The Mercedes eventually arrived at a perfectly normal apartment block. One of the rooms had been rented out to use as an office. By then, my fear had reached its max level, and I thought, Okay, I’m definitely going to get raped or sold off into prostitution here. I wondered if I should run away, but they knew my address and phone number... I was still in “fight or flight” mode when the president opened the door of the office—

There really was a small production company inside.

There were two men and one woman busy at work. Unlike the president, they were all wearing casual clothes. They glanced at me and said, “Good morning,” and then immediately looked away disinterestedly. I was also relieved to see a stack of papers, from which the president took out the script I had submitted.

As I stood there, frozen, he offered a few words of praise to soothe my feelings, before pointing out some scenes that needed correcting or writing conventions that I got wrong. I hadn’t learned how to write specifically for screenplays, so I wrote an arbitrary amount of words per page, and my stage directions were written in a rather idiosyncratic form. His feedback made a deep impression on me. Ah, I should have learned to do it the right way, I thought; but seeing as the content was what it was, the first thing I felt was raw embarrassment. I became paranoid at the thought of how the other employees were looking at me, and I began to sweat.

The president intended to adapt my script into a film, so his criticism had a different fervor to it than Mr. Shimotani’s or the teachers from the game school. This script was going to become a commercial product. Could the directions I’d given be carried out with a real camera? How much would it affect the budget to use certain props? How many actors were available to play all the non-speaking roles? —And so on.
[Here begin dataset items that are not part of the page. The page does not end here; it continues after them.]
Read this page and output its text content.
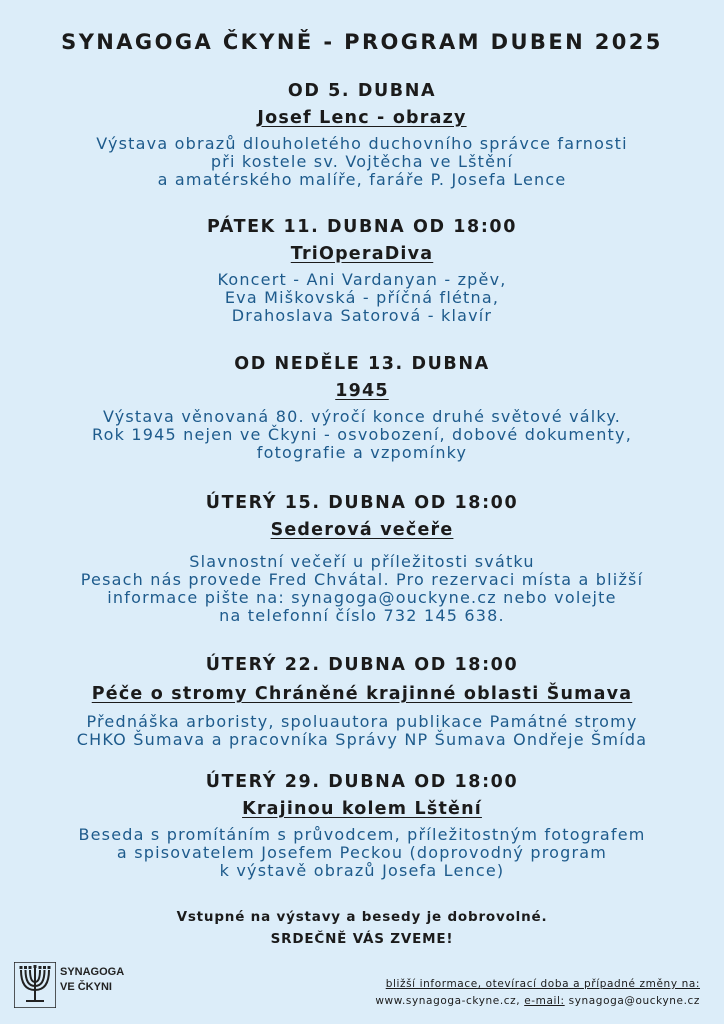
SYNAGOGA ČKYNĚ - PROGRAM DUBEN 2025
OD 5. DUBNA
Josef Lenc - obrazy
Výstava obrazů dlouholetého duchovního správce farnosti
při kostele sv. Vojtěcha ve Lštění
a amatérského malíře, faráře P. Josefa Lence
PÁTEK 11. DUBNA OD 18:00
TriOperaDiva
Koncert - Ani Vardanyan - zpěv,
Eva Miškovská - příčná flétna,
Drahoslava Satorová - klavír
OD NEDĚLE 13. DUBNA
1945
Výstava věnovaná 80. výročí konce druhé světové války.
Rok 1945 nejen ve Čkyni - osvobození, dobové dokumenty,
fotografie a vzpomínky
ÚTERÝ 15. DUBNA OD 18:00
Sederová večeře
Slavnostní večeří u příležitosti svátku
Pesach nás provede Fred Chvátal. Pro rezervaci místa a bližší
informace pište na: synagoga@ouckyne.cz nebo volejte
na telefonní číslo 732 145 638.
ÚTERÝ 22. DUBNA OD 18:00
Péče o stromy Chráněné krajinné oblasti Šumava
Přednáška arboristy, spoluautora publikace Památné stromy
CHKO Šumava a pracovníka Správy NP Šumava Ondřeje Šmída
ÚTERÝ 29. DUBNA OD 18:00
Krajinou kolem Lštění
Beseda s promítáním s průvodcem, příležitostným fotografem
a spisovatelem Josefem Peckou (doprovodný program
k výstavě obrazů Josefa Lence)
Vstupné na výstavy a besedy je dobrovolné.
SRDEČNĚ VÁS ZVEME!
SYNAGOGA
VE ČKYNI	bližší informace, otevírací doba a případné změny na:
www.synagoga-ckyne.cz, e-mail: synagoga@ouckyne.cz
As I was listening to this, my embarrassment faded and I felt like I was about to start crying instead. It blew my mind to think that this script would really be performed by actors. I was going to be a screenwriter...

The next moment, the president said, “Now then, try reading this.” Huh? I thought. I stared blankly at the president, not understanding what he was saying at all. “Can you try saying to the actors the lines that you seem to be embarrassed about reading?”


And thus, I began my days as a screenwriter by reading aloud the porn script I’d written.